Published October 7, 2003

This time each year, most students are just settling into classes. Catching students at this stressful period of acclimation to the University climate, many housing providers on campus are currently requiring tenants and prospective tenants to commit to leases for next fall. Each October, just as students are getting familiar with their surroundings, many face the bleak prospect of finding quality housing at an affordable rate.

The Ann Arbor housing market in general is tremendously unfair to everyone who seeks to live in the Central Campus area. For many years, landlords have had their way, forcing students to conform to high rents and poor living conditions. Maintaining early signing dates for leases is a tremendously one-sided proposition in favor of landlords, who are only too happy to see their properties filled 10 months in advance. Students on the other hand, in an effort to ensure a quality location, have no choice but to seek housing as early as possible.

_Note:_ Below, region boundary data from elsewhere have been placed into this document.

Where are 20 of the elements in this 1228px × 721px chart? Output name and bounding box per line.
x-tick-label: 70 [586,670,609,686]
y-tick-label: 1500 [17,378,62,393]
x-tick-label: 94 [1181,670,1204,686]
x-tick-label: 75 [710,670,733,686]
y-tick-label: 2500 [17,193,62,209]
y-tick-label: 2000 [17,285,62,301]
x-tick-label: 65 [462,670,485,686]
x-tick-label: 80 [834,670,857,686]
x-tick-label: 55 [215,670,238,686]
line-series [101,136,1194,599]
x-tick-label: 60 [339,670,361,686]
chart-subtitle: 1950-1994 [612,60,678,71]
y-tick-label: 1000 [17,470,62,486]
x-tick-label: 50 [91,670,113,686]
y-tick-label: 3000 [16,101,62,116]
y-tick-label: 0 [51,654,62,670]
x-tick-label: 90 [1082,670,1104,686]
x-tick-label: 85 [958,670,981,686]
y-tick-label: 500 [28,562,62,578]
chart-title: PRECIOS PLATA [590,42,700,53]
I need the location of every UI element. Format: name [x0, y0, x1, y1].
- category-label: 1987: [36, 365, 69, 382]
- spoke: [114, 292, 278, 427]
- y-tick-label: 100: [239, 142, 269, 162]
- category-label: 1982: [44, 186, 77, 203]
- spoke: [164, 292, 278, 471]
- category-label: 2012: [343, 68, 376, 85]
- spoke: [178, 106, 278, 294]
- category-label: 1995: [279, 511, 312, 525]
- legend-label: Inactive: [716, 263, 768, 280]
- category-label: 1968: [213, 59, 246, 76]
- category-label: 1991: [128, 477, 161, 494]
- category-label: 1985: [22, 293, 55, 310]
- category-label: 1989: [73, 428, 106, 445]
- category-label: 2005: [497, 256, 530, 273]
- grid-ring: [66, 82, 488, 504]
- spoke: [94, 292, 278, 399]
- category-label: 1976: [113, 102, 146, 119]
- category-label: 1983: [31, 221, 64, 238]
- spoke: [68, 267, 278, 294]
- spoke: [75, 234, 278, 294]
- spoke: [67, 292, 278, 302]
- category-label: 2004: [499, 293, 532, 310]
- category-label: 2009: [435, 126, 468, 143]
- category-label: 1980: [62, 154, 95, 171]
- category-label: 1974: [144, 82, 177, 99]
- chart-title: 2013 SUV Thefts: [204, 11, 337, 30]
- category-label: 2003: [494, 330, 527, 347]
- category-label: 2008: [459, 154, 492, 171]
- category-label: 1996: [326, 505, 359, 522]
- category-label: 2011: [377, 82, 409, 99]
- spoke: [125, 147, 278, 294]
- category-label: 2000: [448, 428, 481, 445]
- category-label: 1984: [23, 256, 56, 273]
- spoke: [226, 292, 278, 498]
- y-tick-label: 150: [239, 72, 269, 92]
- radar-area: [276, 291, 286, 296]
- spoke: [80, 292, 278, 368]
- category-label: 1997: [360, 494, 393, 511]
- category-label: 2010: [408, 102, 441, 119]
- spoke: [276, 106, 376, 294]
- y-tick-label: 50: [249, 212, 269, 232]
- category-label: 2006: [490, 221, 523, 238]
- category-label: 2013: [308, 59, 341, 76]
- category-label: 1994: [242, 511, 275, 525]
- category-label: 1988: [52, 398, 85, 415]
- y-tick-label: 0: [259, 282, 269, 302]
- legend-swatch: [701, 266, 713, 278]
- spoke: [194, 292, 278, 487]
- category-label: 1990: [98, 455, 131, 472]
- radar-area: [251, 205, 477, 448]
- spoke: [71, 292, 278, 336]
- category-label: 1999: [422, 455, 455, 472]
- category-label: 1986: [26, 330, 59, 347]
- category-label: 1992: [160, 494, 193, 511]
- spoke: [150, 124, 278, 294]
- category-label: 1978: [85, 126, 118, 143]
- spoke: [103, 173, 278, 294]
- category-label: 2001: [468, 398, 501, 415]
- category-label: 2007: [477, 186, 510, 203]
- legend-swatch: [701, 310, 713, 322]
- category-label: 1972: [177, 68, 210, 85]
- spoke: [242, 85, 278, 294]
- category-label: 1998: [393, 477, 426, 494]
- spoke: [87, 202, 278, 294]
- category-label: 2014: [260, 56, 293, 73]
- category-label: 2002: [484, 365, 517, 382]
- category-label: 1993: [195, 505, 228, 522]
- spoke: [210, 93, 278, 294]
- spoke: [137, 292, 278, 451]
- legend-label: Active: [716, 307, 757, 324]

In the past, renters could look to the Ann Arbor Tenants Union for help in resolving disputes with their landlords. However, students no longer have this wonderful resource to rely upon. The Michigan Student Assembly and University regents refused to enforce a one-dollar increase in student fees to help fund the nearly bankrupt student organization. Students with facing a dispute with their landlord are now forced to turn to Student Legal Services. While SLS is a valuable resource, its legal services are not as useful for housing disagreements as the AATU, as many disputes between tenant and landlord require the specialized knowledge of the defunct organization. The AATU also increased student awareness about the legal obligations of their landlords, deterring additional violations on the part of property managers. Their absence leaves a void in which students have no equivalent organization to turn to.

There are a variety of options available to students to help create a more equitable situation. Students should take a stand and refuse to commit until winter term, pushing the date back to a more reasonable time of year. It would also allow students more time to decide who they want to live with. The determination to look for housing early first semester has led to many students forced into unpleasant living conditions their sophomore year, stuck with dreadful roommates.

Until the days when students reclaim the prerogative in the Ann Arbor housing market, much of the student body is still at the mercy of local landlords, who have amassed a significant amount of control in the city. Students planning to look for off-campus housing must begin their search much too early, and landlords that have too much power over students force them into disadvantageous leases with excessive rent rates. Without the AATU these landlords' power has only increased. Unless more is done to shift the balance of power, those new to campus can expect these trends to only continue during their tenures at the University.